Si siguieras aquí, seguramente me tacharías de tonta al decirte que tu símbolo, sin duda, es una mariposa.

Jefa… no hace falta que te lo diga, pero cuando vaya al otro lado, si ha pasado mucho tiempo y mi memoria hace aguas, ven a buscarme con luz en tus alas.

Hola, jefa #2

Hola, jefa.

Esta noche ha pasado algo increíble.

Estaba viendo las estrellas fugaces en el campo, como solíamos hacerlo todos los veranos. Siempre me quedaba dormida, porque no aguantaba con las incómodas gafas puestas, y siempre me perdía el momento más intenso de perseidas. Nunca me despertabas, y me enfadaba contigo por eso.

Los siguientes estíos no he sido capaz de perderme el espectáculo. Es una forma de sentirte un poco más cerca.

Este año, perdí a Éboli… Viví todo un cambio personal con ella: terminé los estudios, dejamos el bar, empecé las guarderías caninas y las peluquerías, publiqué mis primeros libros, compré mi casa… te perdí, y estuve con ella, postrada en cama durante demasiado tiempo por una enfermedad. Y más cosas. Muchas más. Imposible enumerar todo lo vivido con ella… Y la echaba de menos también. Ghost, su inseparable compañero, estaba dormido, a mi lado. Me recordó un poco a mí misma cuando me perdía las estrellas.

—Ghost…

El perrillo viejo seguía descansando.

De repente, no sé por qué, le dije:

—¿Echas de menos a Éboli?

El eterno drogado, siempre caminando a paso de reggae, abrió mucho los ojos, movió la cola como un helicóptero y empezó a mirar alrededor con las orejitas tiesas. Después, casi sonriente, estampó su cabecita contra mi cuerpo.

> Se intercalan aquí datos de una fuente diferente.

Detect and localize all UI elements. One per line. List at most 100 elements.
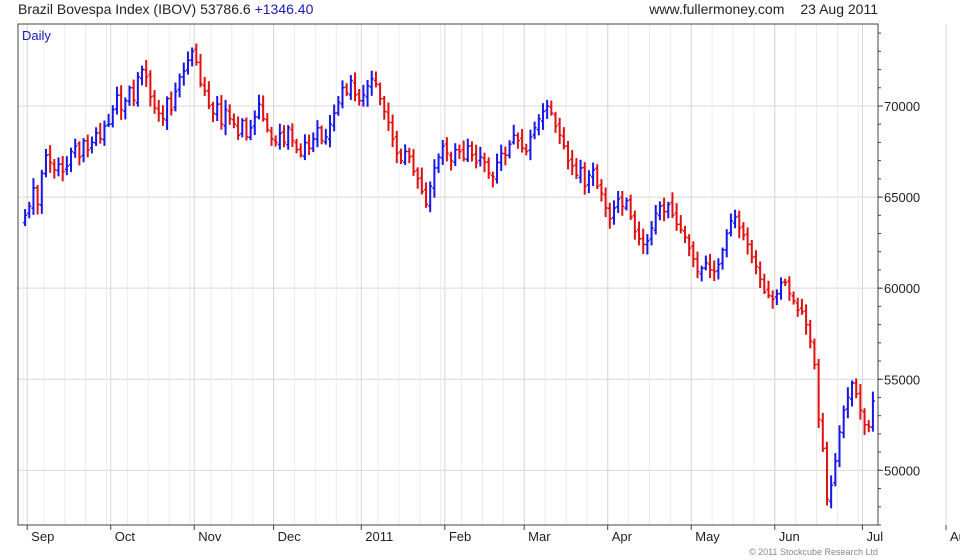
ohlc-bar [829, 475, 834, 509]
ohlc-bar [373, 71, 378, 88]
y-tick-label: 50000 [884, 463, 920, 478]
grid [18, 24, 947, 525]
x-tick-label: 2011 [365, 529, 393, 544]
ohlc-bar [123, 97, 128, 120]
ohlc-bar [407, 147, 412, 164]
ohlc-bar [248, 119, 253, 141]
ohlc-bar [190, 47, 195, 67]
x-tick-label: Apr [612, 529, 633, 544]
ohlc-bar [231, 113, 236, 129]
ohlc-bar [733, 209, 738, 229]
x-tick-label: Aug [950, 529, 960, 544]
ohlc-bar [282, 125, 287, 148]
ohlc-bar [728, 213, 733, 237]
ohlc-bar [277, 123, 282, 150]
ohlc-bar [165, 96, 170, 130]
ohlc-bar [236, 116, 241, 140]
ohlc-bar [319, 125, 324, 145]
x-tick-label: Feb [449, 529, 471, 544]
price-chart: 50000 55000 60000 65000 70000 Sep Oct Nov Dec 201… [17, 23, 960, 544]
ohlc-bar [762, 273, 767, 295]
ohlc-bar [649, 221, 654, 246]
ohlc-bar [816, 358, 821, 429]
ohlc-bar [453, 143, 458, 167]
ohlc-bar [73, 138, 78, 158]
ohlc-bar [503, 146, 508, 166]
ohlc-bar [499, 144, 504, 171]
copyright-note: © 2011 Stockcube Research Ltd [748, 547, 878, 557]
y-tick-label: 55000 [884, 372, 920, 387]
x-tick-label: Dec [278, 529, 302, 544]
ohlc-bar [841, 405, 846, 439]
ohlc-bar [799, 298, 804, 315]
ohlc-bar [632, 210, 637, 240]
ohlc-bar [256, 94, 261, 120]
x-tick-label: May [695, 529, 720, 544]
ohlc-bar [820, 412, 825, 452]
ohlc-bar [570, 150, 575, 176]
ohlc-bar [185, 51, 190, 75]
ohlc-bar [160, 105, 165, 126]
ohlc-bar [574, 158, 579, 180]
ohlc-bar [699, 265, 704, 282]
ohlc-bar [56, 157, 61, 177]
ohlc-bar [866, 420, 871, 433]
ohlc-bar [708, 253, 713, 279]
ohlc-bar [854, 378, 859, 399]
ohlc-bar [528, 129, 533, 161]
ohlc-bar [737, 210, 742, 239]
ohlc-bar [48, 145, 53, 173]
ohlc-bar [666, 201, 671, 219]
ohlc-bar [357, 88, 362, 106]
ohlc-bar [490, 171, 495, 188]
ohlc-bar [628, 194, 633, 220]
ohlc-bar [566, 140, 571, 170]
ohlc-bar [586, 170, 591, 194]
ohlc-bar [119, 85, 124, 120]
ohlc-bar [770, 290, 775, 309]
ohlc-bar [557, 117, 562, 145]
ohlc-bar [469, 141, 474, 162]
ohlc-bar [858, 384, 863, 420]
ohlc-bar [670, 192, 675, 219]
ohlc-bar [549, 100, 554, 116]
ohlc-bar [716, 258, 721, 280]
ohlc-bar [415, 167, 420, 189]
ohlc-bar [31, 178, 36, 215]
ohlc-bar [398, 148, 403, 165]
ohlc-bar [386, 102, 391, 131]
ohlc-bar [741, 222, 746, 241]
ohlc-bar [474, 144, 479, 169]
ohlc-bar [411, 149, 416, 176]
ohlc-bar [77, 141, 82, 166]
ohlc-bar [486, 157, 491, 179]
ohlc-bar [173, 82, 178, 112]
ohlc-bar [712, 260, 717, 282]
ohlc-bar [720, 247, 725, 270]
ohlc-bar [833, 453, 838, 487]
ohlc-bar [515, 132, 520, 149]
ohlc-bar [311, 132, 316, 153]
ohlc-bar [39, 169, 44, 214]
ohlc-bar [114, 86, 119, 115]
x-tick-label: Mar [528, 529, 551, 544]
ohlc-bar [553, 111, 558, 133]
ohlc-bar [545, 99, 550, 119]
x-tick-label: Jun [779, 529, 800, 544]
ohlc-bar [94, 127, 99, 147]
ohlc-bar [181, 62, 186, 86]
ohlc-bar [440, 140, 445, 165]
ohlc-bar [390, 114, 395, 148]
ohlc-bar [340, 80, 345, 109]
x-tick-label: Nov [198, 529, 222, 544]
ohlc-bar [482, 152, 487, 173]
ohlc-bar [294, 138, 299, 154]
ohlc-bar [106, 113, 111, 128]
ohlc-bar [219, 95, 224, 130]
ohlc-bar [449, 151, 454, 171]
ohlc-bar [599, 179, 604, 202]
ohlc-bar [657, 201, 662, 221]
ohlc-bar [378, 82, 383, 106]
x-tick-label: Sep [31, 529, 54, 544]
ohlc-bar [524, 143, 529, 156]
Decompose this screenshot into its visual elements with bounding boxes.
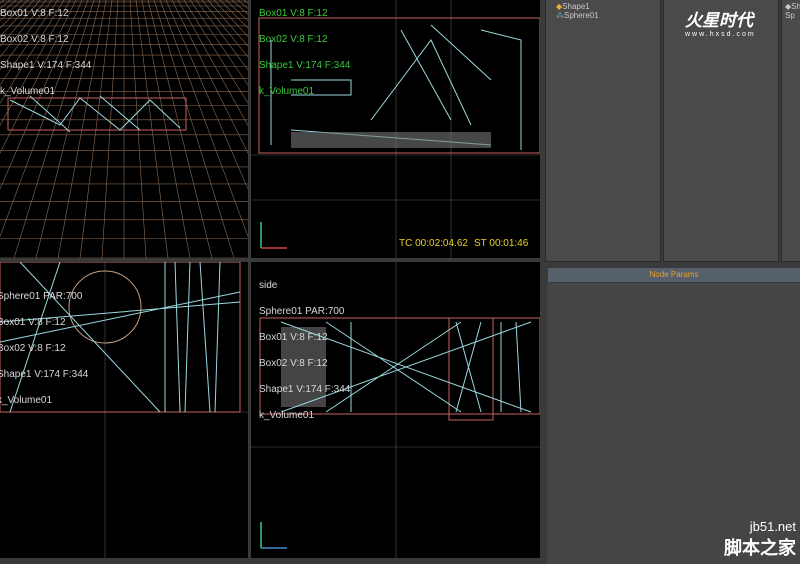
- logo: 火星时代 www.hxsd.com: [685, 11, 756, 38]
- viewport-side[interactable]: side Sphere01 PAR:700 Box01 V:8 F:12 Box…: [251, 262, 540, 558]
- tree-item-sphere01[interactable]: ⁂Sphere01: [556, 11, 599, 20]
- info-line: Shape1 V:174 F:344: [0, 60, 92, 71]
- info-line: Box01 V:8 F:12: [259, 8, 328, 19]
- info-line: Shape1 V:174 F:344: [259, 60, 351, 71]
- tree-item-shape1[interactable]: ◆Shape1: [556, 2, 599, 11]
- sphere-icon: ⁂: [556, 11, 564, 20]
- info-line: k_Volume01: [0, 86, 56, 97]
- viewport-front[interactable]: Box01 V:8 F:12 Box02 V:8 F:12 Shape1 V:1…: [251, 0, 540, 258]
- panel-middle: [663, 0, 779, 262]
- viewport-perspective[interactable]: Box01 V:8 F:12 Box02 V:8 F:12 Shape1 V:1…: [0, 0, 248, 258]
- node-params-title: Node Params: [649, 270, 699, 279]
- viewport-top[interactable]: Sphere01 PAR:700 Box01 V:8 F:12 Box02 V:…: [0, 262, 248, 558]
- info-line: Box02 V:8 F:12: [259, 34, 328, 45]
- node-params-header[interactable]: Node Params: [548, 268, 800, 282]
- info-line: Box02 V:8 F:12: [0, 34, 69, 45]
- info-line: Box01 V:8 F:12: [0, 8, 69, 19]
- info-line: Sphere01 PAR:700: [259, 306, 345, 317]
- tree-item[interactable]: ◆Sh: [785, 2, 800, 11]
- info-line: Shape1 V:174 F:344: [0, 369, 89, 380]
- view-name: side: [259, 280, 278, 291]
- info-line: k_Volume01: [259, 86, 315, 97]
- sim-time: ST 00:01:46: [474, 238, 529, 249]
- info-line: Box02 V:8 F:12: [259, 358, 328, 369]
- info-line: Box02 V:8 F:12: [0, 343, 66, 354]
- panel-right: [781, 0, 800, 262]
- info-line: k_Volume01: [259, 410, 315, 421]
- info-line: Shape1 V:174 F:344: [259, 384, 351, 395]
- info-line: Box01 V:8 F:12: [0, 317, 66, 328]
- scene-tree-panel[interactable]: [545, 0, 661, 262]
- tree-item[interactable]: Sp: [785, 11, 800, 20]
- watermark: jb51.net 脚本之家: [724, 519, 796, 558]
- timecode: TC 00:02:04.62: [399, 238, 468, 249]
- info-line: Box01 V:8 F:12: [259, 332, 328, 343]
- info-line: Sphere01 PAR:700: [0, 291, 83, 302]
- info-line: k_Volume01: [0, 395, 53, 406]
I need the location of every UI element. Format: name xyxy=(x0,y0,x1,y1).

—Tú también quieres a Éboli.

Al escuchar de nuevo el nombre, la velocidad del rabito se aceleró de nuevo, y miró con esperanza, buscando algo, para terminar oteando el cielo durante largo rato. Los dos lo hicimos. Yo, al menos, con lágrimas en los ojos.

Me encanta compartir un dolor así de bonito con Ghost. Al fin y al cabo, los dos hemos vivido muchas cosas con Éboli, y contigo. Os hemos querido y seguimos haciéndolo. El problema es que no sé cómo recordarle tu presencia, ya que no me relacionaba contigo como con los perros. Apenas usaba tu nombre cuando estábamos todos juntos.

Jefa… ¿Cómo puedo traerle tu recuerdo para volver a unirnos de esta manera?